Le regard de Camille Mutel est affirmé, bienveillant ou effrayant, mais sincère à tout instant. Ce n’est pas ce regard que l’on demande aux interprètes, celui qui se perd vers un point d’horizon, feignant une adresse au public qui voudrait englober chaque spectateur dans un tout. Au contraire, Camille Mutel prend le temps, recherche cet échange avec chacune et chacun, et s’en nourrit pour mener à bien son cérémonial qu’elle est pourtant seule, au plateau, à porter.
Cette communion, par ailleurs facilitée par une jauge réduite qui met au cœur du projet la proximité entre l’artiste et le public, se met en place au fil d’une lente progression, dans une ode à la douceur qui cache malgré tout un propos percutant. Tout l’équilibre de Not I se trouve précisément dans cette balance entre l’apparente retenue de la forme, du mouvement et du son, et la symbolique parfois violente, en tout cas interrogatrice, du rapport de l’humain à l’animal, ligne directrice de ce premier volet d’une future quadrilogie.
L’inspiration nipponne ne fait aucun doute dans cette recherche d’harmonie. Au plateau, Camille Mutel lui donne même une dimension presque matérialiste, jouant justement de cette balance avec les éléments qui l’entourent, comme pour trouver son propre équilibre dans le déroulé de son rituel.
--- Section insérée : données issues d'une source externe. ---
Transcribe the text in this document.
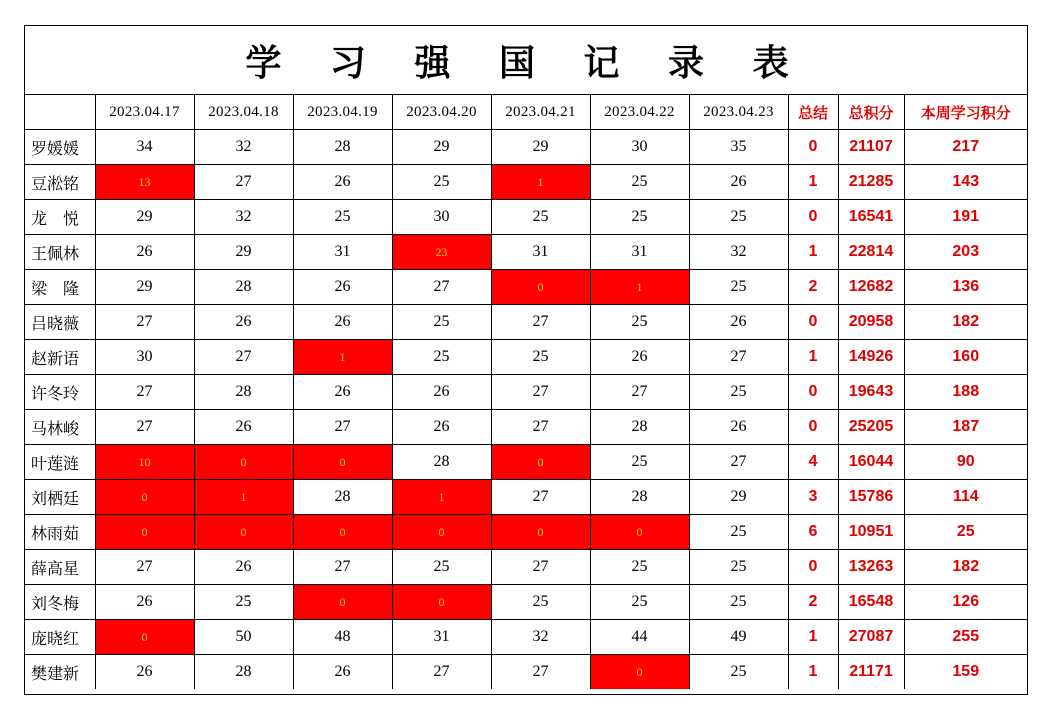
学 习 强 国 记 录 表
	2023.04.17	2023.04.18	2023.04.19	2023.04.20	2023.04.21	2023.04.22	2023.04.23	总结	总积分	本周学习积分
罗媛媛	34	32	28	29	29	30	35	0	21107	217
豆淞铭	13	27	26	25	1	25	26	1	21285	143
龙　悦	29	32	25	30	25	25	25	0	16541	191
王佩林	26	29	31	23	31	31	32	1	22814	203
梁　隆	29	28	26	27	0	1	25	2	12682	136
吕晓薇	27	26	26	25	27	25	26	0	20958	182
赵新语	30	27	1	25	25	26	27	1	14926	160
许冬玲	27	28	26	26	27	27	25	0	19643	188
马林峻	27	26	27	26	27	28	26	0	25205	187
叶莲涟	10	0	0	28	0	25	27	4	16044	90
刘栖廷	0	1	28	1	27	28	29	3	15786	114
林雨茹	0	0	0	0	0	0	25	6	10951	25
薛高星	27	26	27	25	27	25	25	0	13263	182
刘冬梅	26	25	0	0	25	25	25	2	16548	126
庞晓红	0	50	48	31	32	44	49	1	27087	255
樊建新	26	28	26	27	27	0	25	1	21171	159
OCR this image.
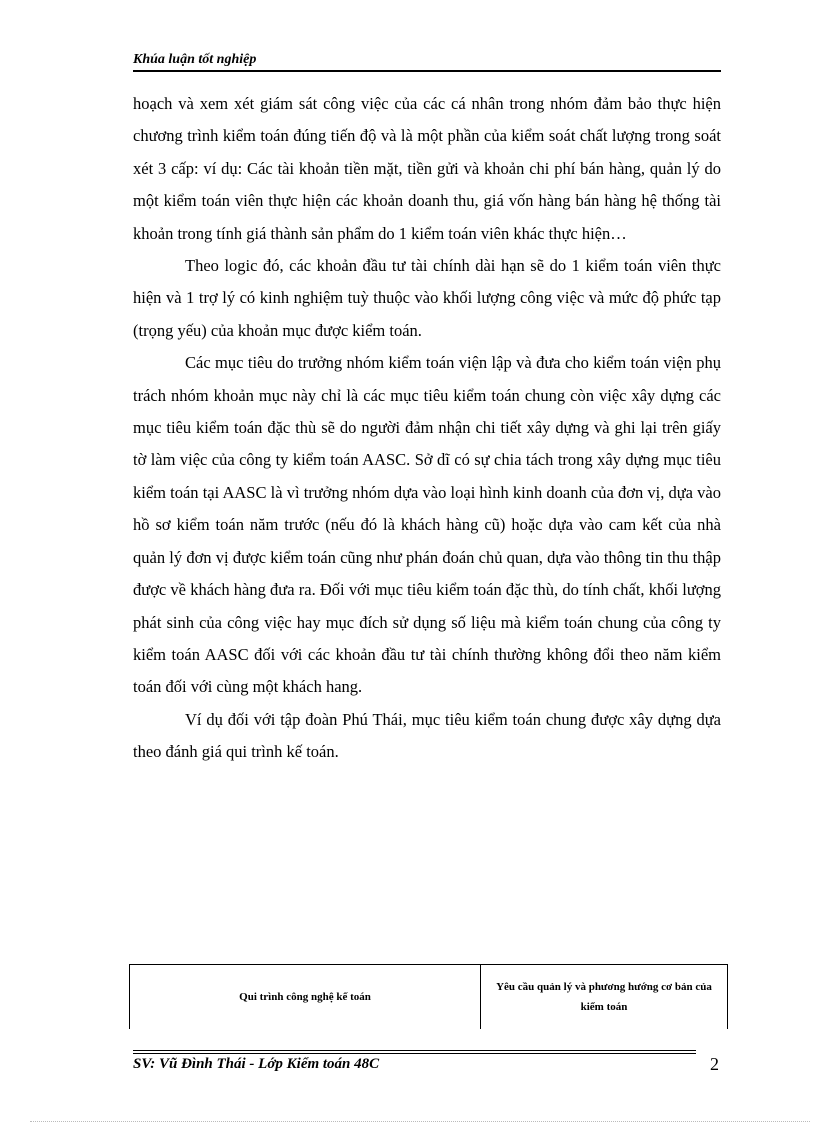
Khúa luận tốt nghiệp

hoạch và xem xét giám sát công việc của các cá nhân trong nhóm đảm bảo thực hiện chương trình kiểm toán đúng tiến độ và là một phần của kiểm soát chất lượng trong soát xét 3 cấp: ví dụ: Các tài khoản tiền mặt, tiền gửi và khoản chi phí bán hàng, quản lý do một kiểm toán viên thực hiện các khoản doanh thu, giá vốn hàng bán hàng hệ thống tài khoản trong tính giá thành sản phẩm do 1 kiểm toán viên khác thực hiện…

Theo logic đó, các khoản đầu tư tài chính dài hạn sẽ do 1 kiểm toán viên thực hiện và 1 trợ lý có kinh nghiệm tuỳ thuộc vào khối lượng công việc và mức độ phức tạp (trọng yếu) của khoản mục được kiểm toán.

Các mục tiêu do trưởng nhóm kiểm toán viện lập và đưa cho kiểm toán viện phụ trách nhóm khoản mục này chỉ là các mục tiêu kiểm toán chung còn việc xây dựng các mục tiêu kiểm toán đặc thù sẽ do người đảm nhận chi tiết xây dựng và ghi lại trên giấy tờ làm việc của công ty kiểm toán AASC. Sở dĩ có sự chia tách trong xây dựng mục tiêu kiểm toán tại AASC là vì trưởng nhóm dựa vào loại hình kinh doanh của đơn vị, dựa vào hồ sơ kiểm toán năm trước (nếu đó là khách hàng cũ) hoặc dựa vào cam kết của nhà quản lý đơn vị được kiểm toán cũng như phán đoán chủ quan, dựa vào thông tin thu thập được về khách hàng đưa ra. Đối với mục tiêu kiểm toán đặc thù, do tính chất, khối lượng phát sinh của công việc hay mục đích sử dụng số liệu mà kiểm toán chung của công ty kiểm toán AASC đối với các khoản đầu tư tài chính thường không đổi theo năm kiểm toán đối với cùng một khách hang.

Ví dụ đối với tập đoàn Phú Thái, mục tiêu kiểm toán chung được xây dựng dựa theo đánh giá qui trình kế toán.

Qui trình công nghệ kế toán
Yêu cầu quản lý và phương hướng cơ bản của kiểm toán
SV: Vũ Đình Thái - Lớp Kiểm toán 48C	2
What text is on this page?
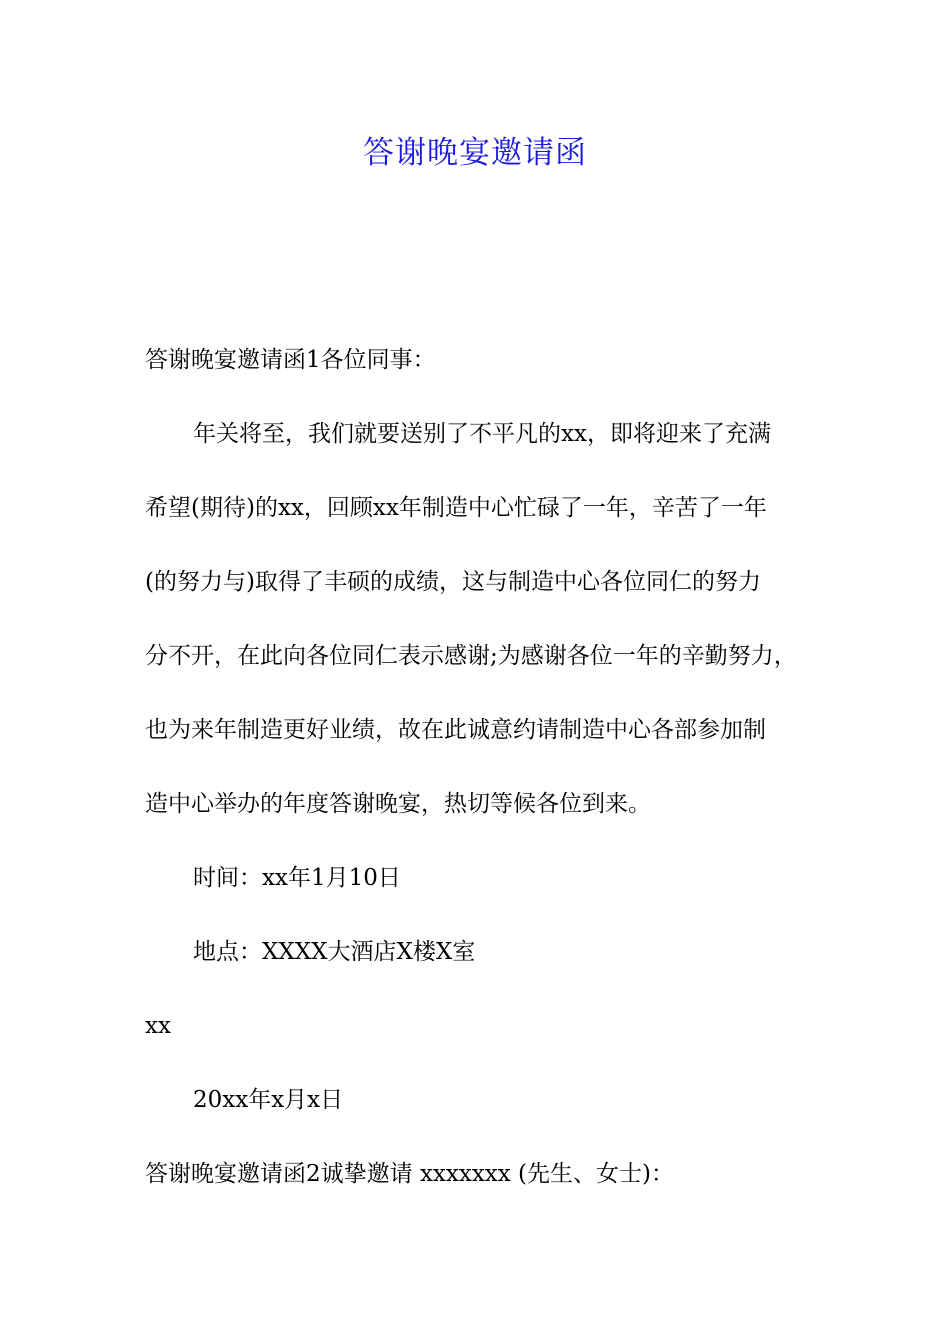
答谢晚宴邀请函
答谢晚宴邀请函1各位同事：
年关将至，我们就要送别了不平凡的xx，即将迎来了充满
希望(期待)的xx，回顾xx年制造中心忙碌了一年，辛苦了一年
(的努力与)取得了丰硕的成绩，这与制造中心各位同仁的努力
分不开，在此向各位同仁表示感谢;为感谢各位一年的辛勤努力，
也为来年制造更好业绩，故在此诚意约请制造中心各部参加制
造中心举办的年度答谢晚宴，热切等候各位到来。
时间：xx年1月10日
地点：XXXX大酒店X楼X室
xx
20xx年x月x日
答谢晚宴邀请函2诚挚邀请 xxxxxxx (先生、女士)：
Mais son interprétation, modulée par une vision qui tire davantage sur des repères occidentaux, lui donne une lecture accessible qui, bien qu’essentiellement dans la suggestion et la métaphore, entre directement en écho avec les spectateurs.
Nous imposant peu à peu un rythme qui lui est propre, la chorégraphe et interprète n’en oublie pas toute la violence du monde dont elle s’inspire. Elle conçoit en ce sens des images presque arrêtées et des gestes au développement quasi imperceptible, auxquelles elle met elle-même un terme par quelques fulgurances qui nous rappellent, le temps d’un instant hors de cette bulle du sensible, à la brutalité du monde.
Au-delà de l’indéniable apaisement que nous procure Not I, cette pièce, qui se définit difficilement par les termes traditionnels des genres scéniques, est de toute évidence une performance. Celle d’une artiste qui, par son regard sans feinte, crée un rapport horizontal entre le plateau et le public, dans une relation qui la porte et l’alimente au fil de cette cérémonie presque spirituelle.